Approximately 150 Marines and sailors throughout Camp Lejeune evaluated gear from vendors during Experimental Forward Operating Base 2012-01. Leaders, with the Expeditionary Energy Office, Headquarters, Marine Corps, conducted this event to receive input from Marines of different skills on equipment they may use in the future and suggestions for changes before gear is purchased. Gathering input from Marines and sailors in operational units helps to identify needs and requirements, making the Marine Corps more efficient.
“This is the first time we’ve had Marines come through and evaluate some of the gear seen today,” said Maj. Sean Sadlier, a logistics analyst with the Expeditionary Energy Office, HQMC.
Receiving information from the Marines and sailors at the small unit levels would close the information gap between leaders in charge of acquisition and the servicemembers using the equipment, Sadlier added.
This ExFOB focused on water and energy efficiency at the small unit level. In expeditionary operations when Marines are establishing a FOB, these two things are vital to unit readiness.
Participants observed demonstrations of water purification systems and energy efficient equipment to keep Marines and sailors operational inside a FOB.
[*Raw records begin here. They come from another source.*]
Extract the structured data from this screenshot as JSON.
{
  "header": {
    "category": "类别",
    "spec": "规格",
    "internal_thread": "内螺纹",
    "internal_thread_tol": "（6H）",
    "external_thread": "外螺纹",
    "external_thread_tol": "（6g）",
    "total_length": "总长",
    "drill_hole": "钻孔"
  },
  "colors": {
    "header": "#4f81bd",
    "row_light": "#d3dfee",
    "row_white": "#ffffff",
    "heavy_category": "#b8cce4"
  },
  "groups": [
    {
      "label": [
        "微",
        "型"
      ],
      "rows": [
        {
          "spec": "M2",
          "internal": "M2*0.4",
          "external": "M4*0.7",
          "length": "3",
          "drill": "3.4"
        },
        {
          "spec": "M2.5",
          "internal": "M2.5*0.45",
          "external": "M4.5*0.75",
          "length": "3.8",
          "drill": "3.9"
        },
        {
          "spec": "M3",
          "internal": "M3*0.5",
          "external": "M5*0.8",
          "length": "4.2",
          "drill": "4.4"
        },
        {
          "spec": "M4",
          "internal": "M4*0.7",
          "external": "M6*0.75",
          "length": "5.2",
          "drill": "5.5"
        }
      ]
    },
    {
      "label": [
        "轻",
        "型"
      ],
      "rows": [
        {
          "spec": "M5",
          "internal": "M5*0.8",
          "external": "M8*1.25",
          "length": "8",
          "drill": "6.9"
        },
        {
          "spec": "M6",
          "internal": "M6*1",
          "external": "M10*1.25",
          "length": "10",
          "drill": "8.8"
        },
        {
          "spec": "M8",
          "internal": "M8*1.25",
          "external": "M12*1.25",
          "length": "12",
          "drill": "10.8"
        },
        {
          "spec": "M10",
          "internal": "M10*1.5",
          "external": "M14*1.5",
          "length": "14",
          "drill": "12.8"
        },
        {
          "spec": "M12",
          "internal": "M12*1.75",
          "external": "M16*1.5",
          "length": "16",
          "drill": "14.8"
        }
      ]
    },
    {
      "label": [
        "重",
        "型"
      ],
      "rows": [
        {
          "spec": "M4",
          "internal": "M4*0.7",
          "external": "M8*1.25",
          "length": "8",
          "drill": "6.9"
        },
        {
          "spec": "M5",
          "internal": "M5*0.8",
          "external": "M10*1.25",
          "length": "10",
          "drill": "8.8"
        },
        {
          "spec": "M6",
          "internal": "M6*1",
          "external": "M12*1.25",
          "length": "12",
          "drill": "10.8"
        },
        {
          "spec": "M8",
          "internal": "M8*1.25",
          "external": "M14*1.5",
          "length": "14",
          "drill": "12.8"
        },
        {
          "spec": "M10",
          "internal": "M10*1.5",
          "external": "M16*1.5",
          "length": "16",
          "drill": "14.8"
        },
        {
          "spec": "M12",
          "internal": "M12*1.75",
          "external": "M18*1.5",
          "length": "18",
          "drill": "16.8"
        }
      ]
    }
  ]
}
Water filtration systems keep Marines hydrated with minimal risk of illness. Vendors displayed filters that could be attached to a servicemember’s hydration system, or lightweight equipment to provide clean water for a platoon over extended periods of time.
The energy conservation systems ranged from solar energy to adapters on steroids, mitigating the need to carry several extra batteries. These systems, some using lightweight portable solar panels to collect energy, can help to lessen the Marine Corps’ dependence on gas guzzling generators and shrink the Marine Corps’ carbon footprint.
Participants were then asked to evaluate everything they saw and make suggestions for improvement.
“We saw a lot of useful gear and upgrades,” said Cpl. Kristofer McFate, an embark clerk with the 22nd MEU. “It’s nice to have a say in the gear we could deploy with and use on a day-to-day basis.”